Hope in one hand
Ruth Bader Ginsburg died yesterday.
I don’t need to tell you she was a titan of jurisprudence, whose impact and legacy will be felt long after her household name recognition is gone.
I consider myself lucky to have shared a room with her once, during her visit to West Point in 2018 just after I had begun teaching there. I will remember the cadet cellist playing Bach’s Prelude in G for her as she watched on with keen interest; how she spoke so lovingly of her late husband, whose memory was brought back by her being among the military (her husband was in the Army); her walkthrough of the legendary VMI case. Maybe it’s silly, but that’s the closest I’ve ever been to something like intellectual royalty.
Taken in isolation, I doubt many would insist her death was a tragedy: she lived to 87, and led a remarkable and full life. It’s deeply sad, of course, that she is gone, not least of all to her family and friends who will miss her dearly, to make no mention of those who saw her as a beacon of truth and righteousness in a post-truth world.

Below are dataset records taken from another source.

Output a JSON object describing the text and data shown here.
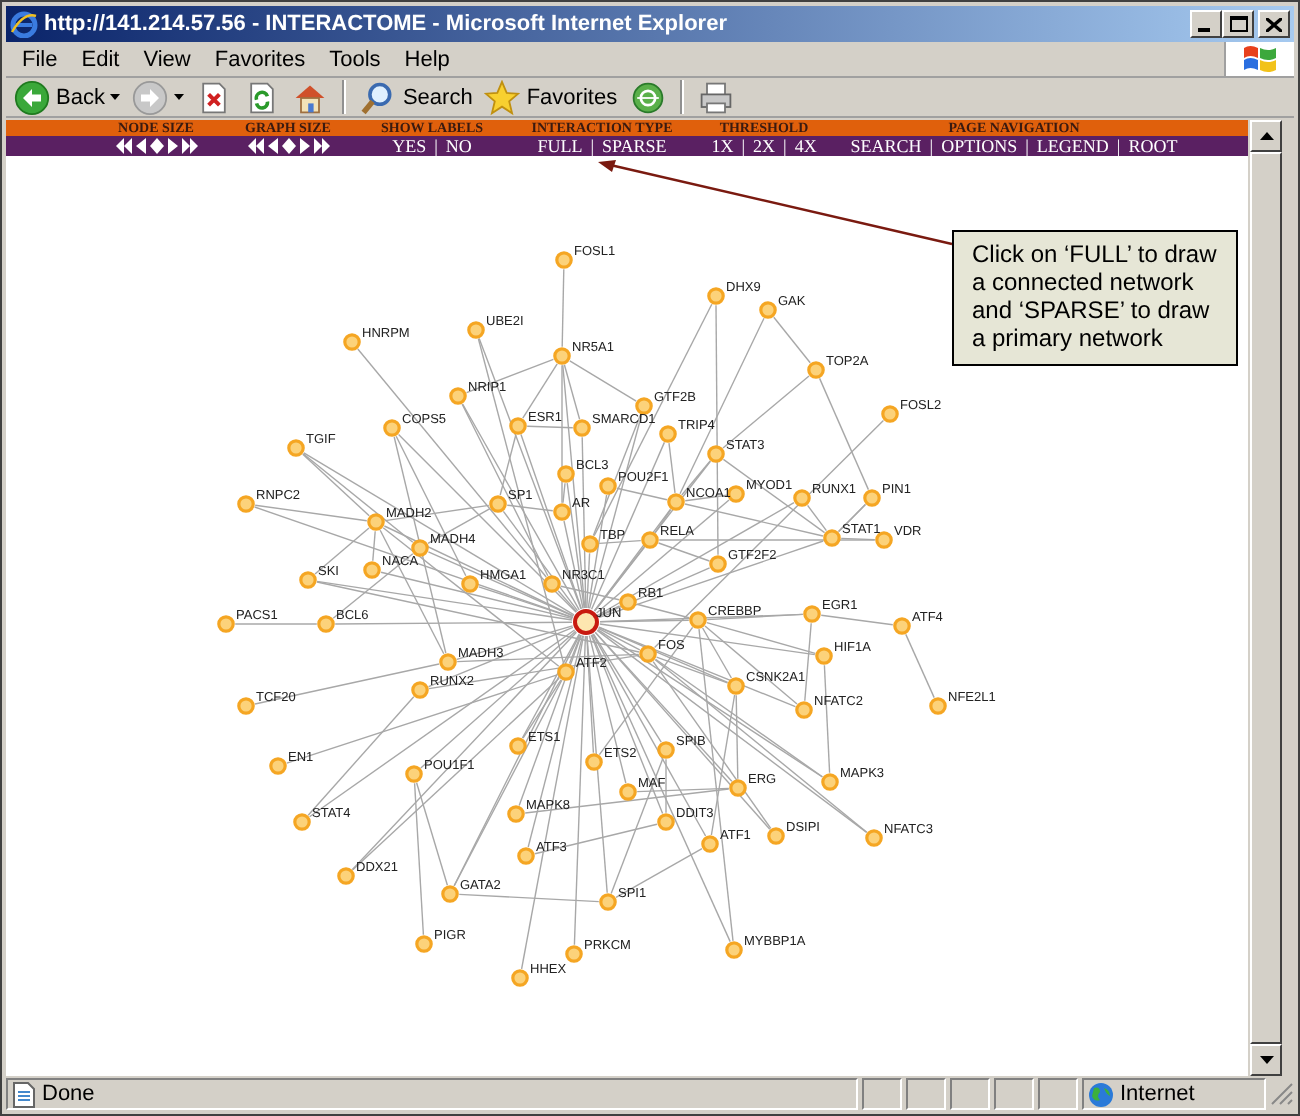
{
  "window": {
    "title": "http://141.214.57.56 - INTERACTOME - Microsoft Internet Explorer"
  },
  "menu": [
    "File",
    "Edit",
    "View",
    "Favorites",
    "Tools",
    "Help"
  ],
  "toolbar": [
    {
      "kind": "back",
      "label": "Back"
    },
    {
      "kind": "forward"
    },
    {
      "kind": "stop"
    },
    {
      "kind": "refresh"
    },
    {
      "kind": "home"
    },
    {
      "kind": "separator"
    },
    {
      "kind": "search",
      "label": "Search"
    },
    {
      "kind": "favorites",
      "label": "Favorites"
    },
    {
      "kind": "media"
    },
    {
      "kind": "separator"
    },
    {
      "kind": "print"
    }
  ],
  "nav": {
    "separator": "|",
    "groups": [
      {
        "title": "NODE SIZE",
        "kind": "arrows"
      },
      {
        "title": "GRAPH SIZE",
        "kind": "arrows"
      },
      {
        "title": "SHOW LABELS",
        "kind": "links",
        "links": [
          "YES",
          "NO"
        ]
      },
      {
        "title": "INTERACTION TYPE",
        "kind": "links",
        "links": [
          "FULL",
          "SPARSE"
        ]
      },
      {
        "title": "THRESHOLD",
        "kind": "links",
        "links": [
          "1X",
          "2X",
          "4X"
        ]
      },
      {
        "title": "PAGE NAVIGATION",
        "kind": "links",
        "links": [
          "SEARCH",
          "OPTIONS",
          "LEGEND",
          "ROOT"
        ]
      }
    ]
  },
  "graph": {
    "nodes": [
      {
        "label": "FOSL1",
        "kind": "gene"
      },
      {
        "label": "HNRPM",
        "kind": "gene"
      },
      {
        "label": "UBE2I",
        "kind": "gene"
      },
      {
        "label": "NR5A1",
        "kind": "gene"
      },
      {
        "label": "NRIP1",
        "kind": "gene"
      },
      {
        "label": "COPS5",
        "kind": "gene"
      },
      {
        "label": "ESR1",
        "kind": "gene"
      },
      {
        "label": "SMARCD1",
        "kind": "gene"
      },
      {
        "label": "GTF2B",
        "kind": "gene"
      },
      {
        "label": "TRIP4",
        "kind": "gene"
      },
      {
        "label": "TGIF",
        "kind": "gene"
      },
      {
        "label": "BCL3",
        "kind": "gene"
      },
      {
        "label": "POU2F1",
        "kind": "gene"
      },
      {
        "label": "RNPC2",
        "kind": "gene"
      },
      {
        "label": "SP1",
        "kind": "gene"
      },
      {
        "label": "AR",
        "kind": "gene"
      },
      {
        "label": "NCOA1",
        "kind": "gene"
      },
      {
        "label": "MADH2",
        "kind": "gene"
      },
      {
        "label": "MADH4",
        "kind": "gene"
      },
      {
        "label": "TBP",
        "kind": "gene"
      },
      {
        "label": "RELA",
        "kind": "gene"
      },
      {
        "label": "SKI",
        "kind": "gene"
      },
      {
        "label": "NACA",
        "kind": "gene"
      },
      {
        "label": "HMGA1",
        "kind": "gene"
      },
      {
        "label": "NR3C1",
        "kind": "gene"
      },
      {
        "label": "RB1",
        "kind": "gene"
      },
      {
        "label": "PACS1",
        "kind": "gene"
      },
      {
        "label": "BCL6",
        "kind": "gene"
      },
      {
        "label": "JUN",
        "kind": "hub"
      },
      {
        "label": "DHX9",
        "kind": "gene"
      },
      {
        "label": "GAK",
        "kind": "gene"
      },
      {
        "label": "TOP2A",
        "kind": "gene"
      },
      {
        "label": "FOSL2",
        "kind": "gene"
      },
      {
        "label": "STAT3",
        "kind": "gene"
      },
      {
        "label": "MYOD1",
        "kind": "gene"
      },
      {
        "label": "RUNX1",
        "kind": "gene"
      },
      {
        "label": "PIN1",
        "kind": "gene"
      },
      {
        "label": "STAT1",
        "kind": "gene"
      },
      {
        "label": "VDR",
        "kind": "gene"
      },
      {
        "label": "GTF2F2",
        "kind": "gene"
      },
      {
        "label": "CREBBP",
        "kind": "gene"
      },
      {
        "label": "EGR1",
        "kind": "gene"
      },
      {
        "label": "ATF4",
        "kind": "gene"
      },
      {
        "label": "HIF1A",
        "kind": "gene"
      },
      {
        "label": "MADH3",
        "kind": "gene"
      },
      {
        "label": "ATF2",
        "kind": "gene"
      },
      {
        "label": "FOS",
        "kind": "gene"
      },
      {
        "label": "RUNX2",
        "kind": "gene"
      },
      {
        "label": "TCF20",
        "kind": "gene"
      },
      {
        "label": "ETS1",
        "kind": "gene"
      },
      {
        "label": "ETS2",
        "kind": "gene"
      },
      {
        "label": "SPIB",
        "kind": "gene"
      },
      {
        "label": "EN1",
        "kind": "gene"
      },
      {
        "label": "POU1F1",
        "kind": "gene"
      },
      {
        "label": "MAF",
        "kind": "gene"
      },
      {
        "label": "MAPK8",
        "kind": "gene"
      },
      {
        "label": "DDIT3",
        "kind": "gene"
      },
      {
        "label": "STAT4",
        "kind": "gene"
      },
      {
        "label": "ATF3",
        "kind": "gene"
      },
      {
        "label": "DDX21",
        "kind": "gene"
      },
      {
        "label": "GATA2",
        "kind": "gene"
      },
      {
        "label": "SPI1",
        "kind": "gene"
      },
      {
        "label": "PIGR",
        "kind": "gene"
      },
      {
        "label": "PRKCM",
        "kind": "gene"
      },
      {
        "label": "HHEX",
        "kind": "gene"
      },
      {
        "label": "CSNK2A1",
        "kind": "gene"
      },
      {
        "label": "NFATC2",
        "kind": "gene"
      },
      {
        "label": "NFE2L1",
        "kind": "gene"
      },
      {
        "label": "ERG",
        "kind": "gene"
      },
      {
        "label": "MAPK3",
        "kind": "gene"
      },
      {
        "label": "ATF1",
        "kind": "gene"
      },
      {
        "label": "DSIPI",
        "kind": "gene"
      },
      {
        "label": "NFATC3",
        "kind": "gene"
      },
      {
        "label": "MYBBP1A",
        "kind": "gene"
      }
    ]
  },
  "callout": {
    "text": "Click on ‘FULL’ to draw a connected network and ‘SPARSE’ to draw a primary network"
  },
  "status_bar": {
    "text": "Done",
    "zone": "Internet"
  }
}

But in another sense, her death is indeed a tragedy, since it cuts the final thread on which any bit of our collective sanity was hanging. Her death makes it overwhelmingly likely that the president will nominate, and the Senate will confirm, a new justice to replace her—likely Amy Coney Barrett, who will keep the gender balance on the court (a good thing, to be sure!), but whose jurisprudence is, by all accounts, Kavanaugh-esque. We are on the verge of losing the ACA; having Roe v. Wade gutted, if not overturned; expanded permissiveness for discrimination; and so on.
Recent years have yielded myriad frustrations, to put it mildly, with Supreme Court nominations. Kavanaugh’s confirmation was a nightmare; I remember watching the Blasey-Ford testimony while crying in my office (which I shared with a colleague, who had other colleagues in and out; an awkward scene at an ostensibly non-partisan institution). I remember the look in Jeff Flake’s eyes as that woman stopped him in the elevator to plead for him to do the right thing. I remember the unbelievable coincidence that I was about to teach Miranda Fricker’s theory of epistemic injustice, and decided to discuss the current events in my class; most cadets were too sheepish to say anything, but I was proud of those who did, even if some of their remarks were (I later discovered) inspired by right-wing disinformation sites.

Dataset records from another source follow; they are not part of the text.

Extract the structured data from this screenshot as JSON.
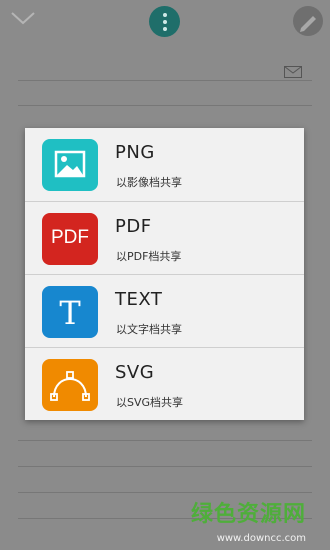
{
  "share_options": [
    {
      "label": "PNG",
      "sub": "以影像档共享"
    },
    {
      "label": "PDF",
      "sub": "以PDF档共享",
      "icon_text": "PDF"
    },
    {
      "label": "TEXT",
      "sub": "以文字档共享",
      "icon_text": "T"
    },
    {
      "label": "SVG",
      "sub": "以SVG档共享"
    }
  ],
  "watermark": {
    "text": "绿色资源网",
    "url": "www.downcc.com"
  },
  "colors": {
    "png_icon": "#1fbfc3",
    "pdf_icon": "#d3251f",
    "text_icon": "#1787cf",
    "svg_icon": "#f08a00",
    "menu_button": "#1f6e6a"
  }
}
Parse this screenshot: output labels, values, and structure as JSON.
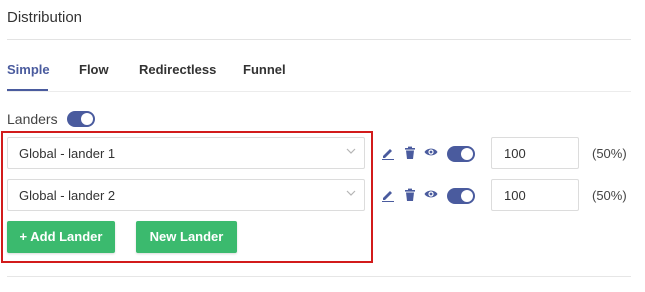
{
  "section": {
    "title": "Distribution"
  },
  "tabs": [
    {
      "label": "Simple",
      "active": true
    },
    {
      "label": "Flow",
      "active": false
    },
    {
      "label": "Redirectless",
      "active": false
    },
    {
      "label": "Funnel",
      "active": false
    }
  ],
  "landers": {
    "label": "Landers",
    "enabled": true,
    "rows": [
      {
        "name": "Global - lander 1",
        "weight": "100",
        "percent": "(50%)",
        "enabled": true
      },
      {
        "name": "Global - lander 2",
        "weight": "100",
        "percent": "(50%)",
        "enabled": true
      }
    ],
    "add_button": "+ Add Lander",
    "new_button": "New Lander"
  },
  "colors": {
    "accent": "#4a5b9e",
    "button_green": "#3bba6e",
    "highlight_red": "#d21b1b"
  },
  "icons": [
    "chevron-down-icon",
    "pencil-icon",
    "trash-icon",
    "eye-icon"
  ]
}
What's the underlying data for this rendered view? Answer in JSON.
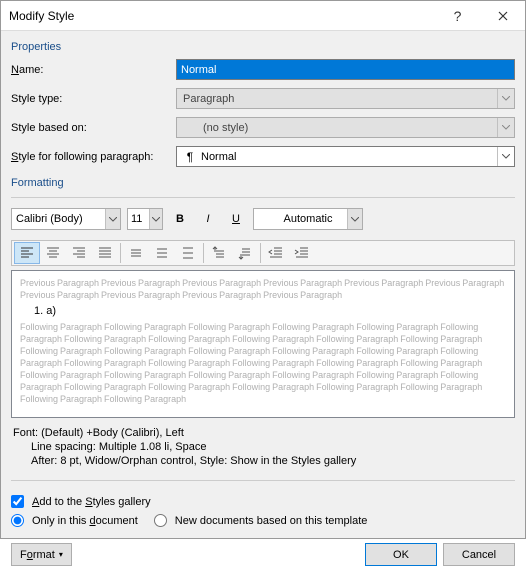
{
  "titlebar": {
    "title": "Modify Style"
  },
  "sections": {
    "properties": "Properties",
    "formatting": "Formatting"
  },
  "labels": {
    "name": "Name:",
    "style_type": "Style type:",
    "style_based": "Style based on:",
    "style_following": "Style for following paragraph:"
  },
  "fields": {
    "name": "Normal",
    "style_type": "Paragraph",
    "style_based": "(no style)",
    "style_following": "Normal"
  },
  "format_bar": {
    "font": "Calibri (Body)",
    "size": "11",
    "color": "Automatic"
  },
  "preview": {
    "prev_para": "Previous Paragraph Previous Paragraph Previous Paragraph Previous Paragraph Previous Paragraph Previous Paragraph Previous Paragraph Previous Paragraph Previous Paragraph Previous Paragraph",
    "sample": "1.          a)",
    "next_para": "Following Paragraph Following Paragraph Following Paragraph Following Paragraph Following Paragraph Following Paragraph Following Paragraph Following Paragraph Following Paragraph Following Paragraph Following Paragraph Following Paragraph Following Paragraph Following Paragraph Following Paragraph Following Paragraph Following Paragraph Following Paragraph Following Paragraph Following Paragraph Following Paragraph Following Paragraph Following Paragraph Following Paragraph Following Paragraph Following Paragraph Following Paragraph Following Paragraph Following Paragraph Following Paragraph Following Paragraph Following Paragraph Following Paragraph Following Paragraph Following Paragraph"
  },
  "description": {
    "line1": "Font: (Default) +Body (Calibri), Left",
    "line2": "Line spacing:  Multiple 1.08 li, Space",
    "line3": "After:  8 pt, Widow/Orphan control, Style: Show in the Styles gallery"
  },
  "options": {
    "add_gallery": "Add to the Styles gallery",
    "only_doc": "Only in this document",
    "new_docs": "New documents based on this template"
  },
  "buttons": {
    "format": "Format",
    "ok": "OK",
    "cancel": "Cancel"
  }
}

Kavanaugh’s confirmation was disheartening for a host of obvious feminist reasons that I won’t rehash here (see above). But it was also deeply troubling because it confirmed what Merrick Garland’s debacle had strongly suggested: that the GOP is dripping with hypocrisy, unprincipled, craven, and relentless in their pursuit of power for its own sake.
Folks in my midst had been having miniature panic attacks every time RBG’s name popped up in a push notification since 2016—and with good reason: we all knew that were she to die, or retire, or be too ill to continue on the bench, our future would be in jeopardy. This was true well into 2020, when the “Merrick Garland Rule” would have been applicable. Recall that this rule—what the GOP had touted as an important norm—is supposed to have been the justification for why they refused to take up Merrick Garland’s nomination in 2016. But, again, we all knew that this rule was nothing more than a pretext for them: faced with the same situation but their preferred USSC nominee, this norm would suddenly vanish.

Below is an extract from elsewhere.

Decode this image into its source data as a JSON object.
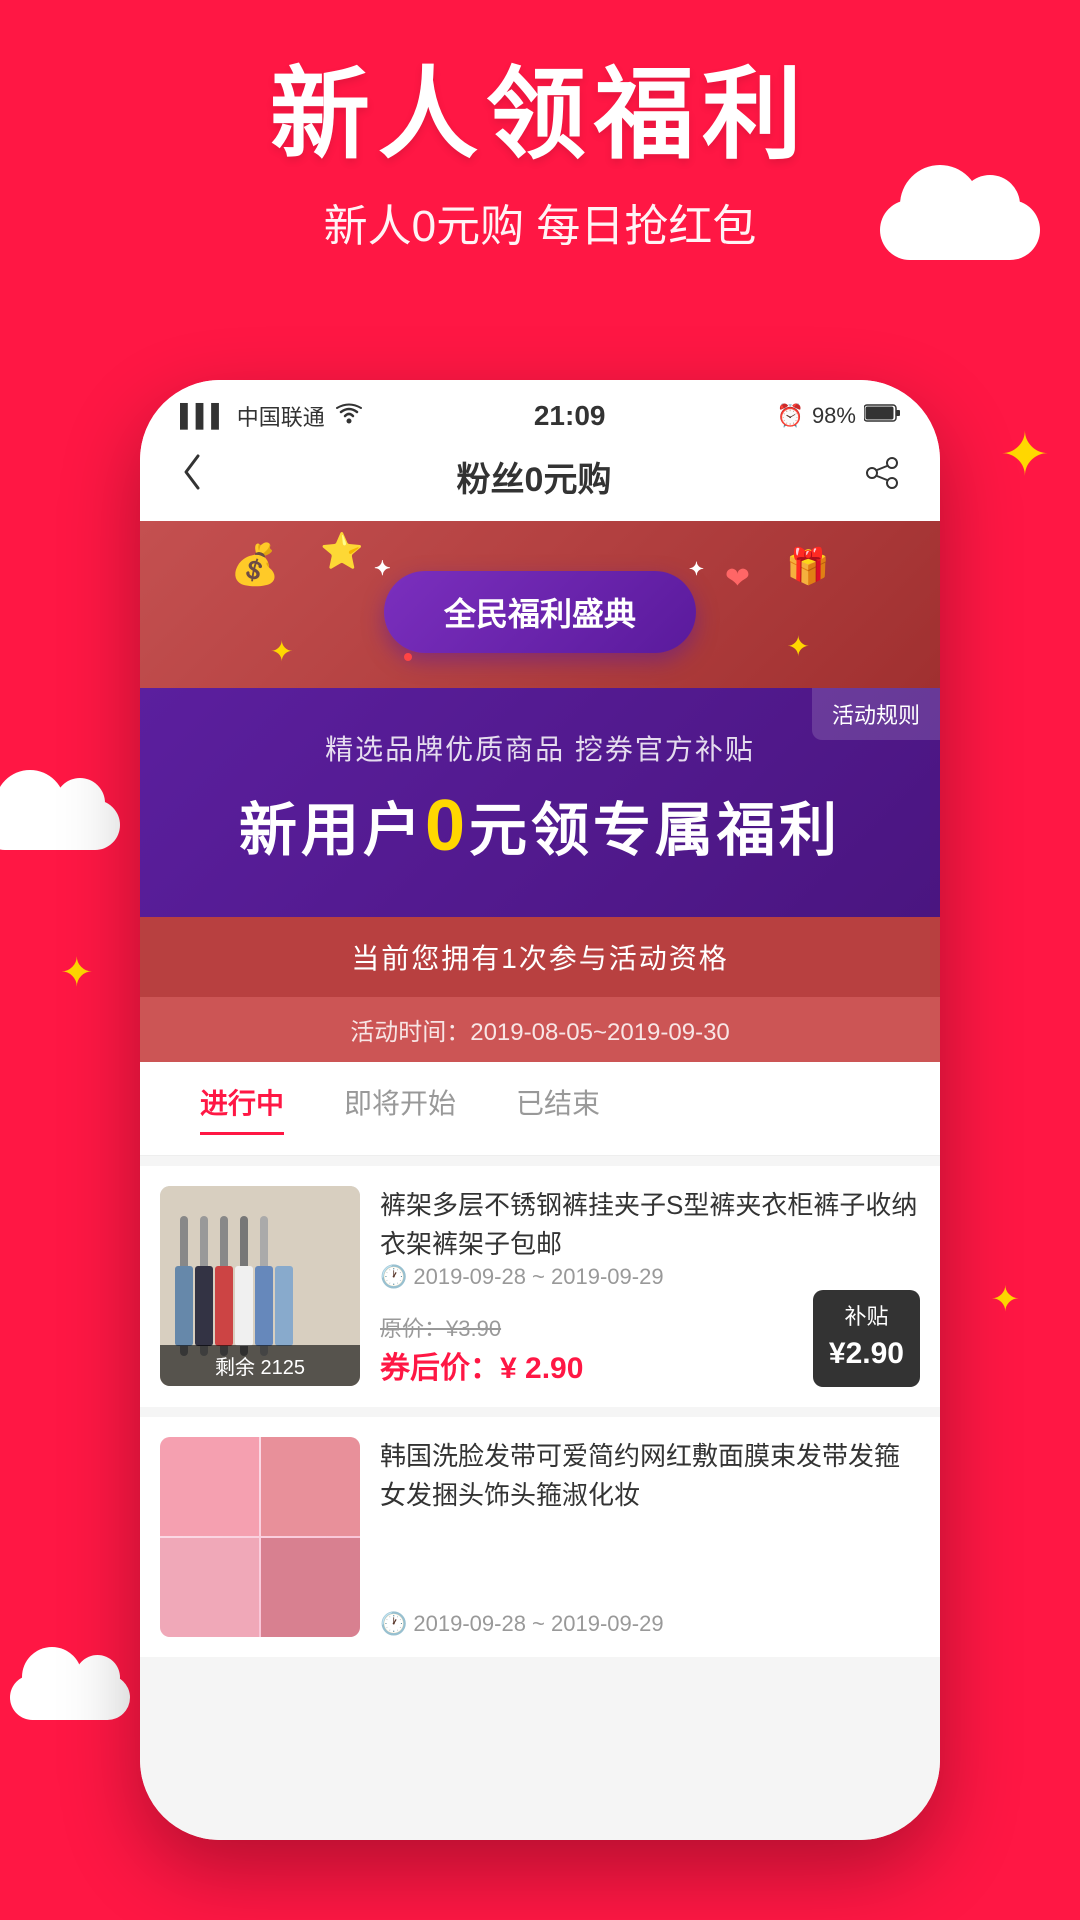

And this is what we’re seeing already: McConnell is already finding irrelevant facts to cite as a post-hoc rationalization of his blatant hypocrisy; Lindsey Graham (now chair of the judiciary committee) is walking back his absolutely categorical refusal to take up a nominee in an election year. He denied it in the strongest possible terms—“use my words against me,” he had said—and yet here we are.
What’s most upsetting to me, in this moment, is the knowledge that the GOP will get what they want, and the Democrats will do nothing about it, even if they win in November—perhaps especially if they win in November.
Biden could of course pack the court, or threaten it now as a way of staving off nomination hearings until after January. But he has repeatedly said he won’t: he cares too much about the norms. Even if he wanted to, there would be a handful of Senators—particularly those at risk of losing in 2022—who would clutch their pearls and insist on the norms being maintained.
There’s a sense in which this is exactly right: we shouldn’t sink to their level of cravenness; they go low/we go high; two wrongs don’t make a right, etc. etc. ad nauseam. But there’s another sense in which this is utterly unacceptable: the world is aflame—literally—and the risks of unilateral adherence to byzantine norms are just too great.
There are those cynical few who will comment that the sadness over RBG’s death is overwrought or due largely to her being a cult figure among those on the center-left. But the more plausible take, to my mind, is that we know how precarious things are—how often we have to rely on a single GOP vote, a John McCain thumbs-down, a veritable profile in courage—just to stay afloat. And we know deep in our bones how RBG was, for better or worse, the dam that kept us from the deluge.
And now, malheureusement, après elle, le deluge est inévitable.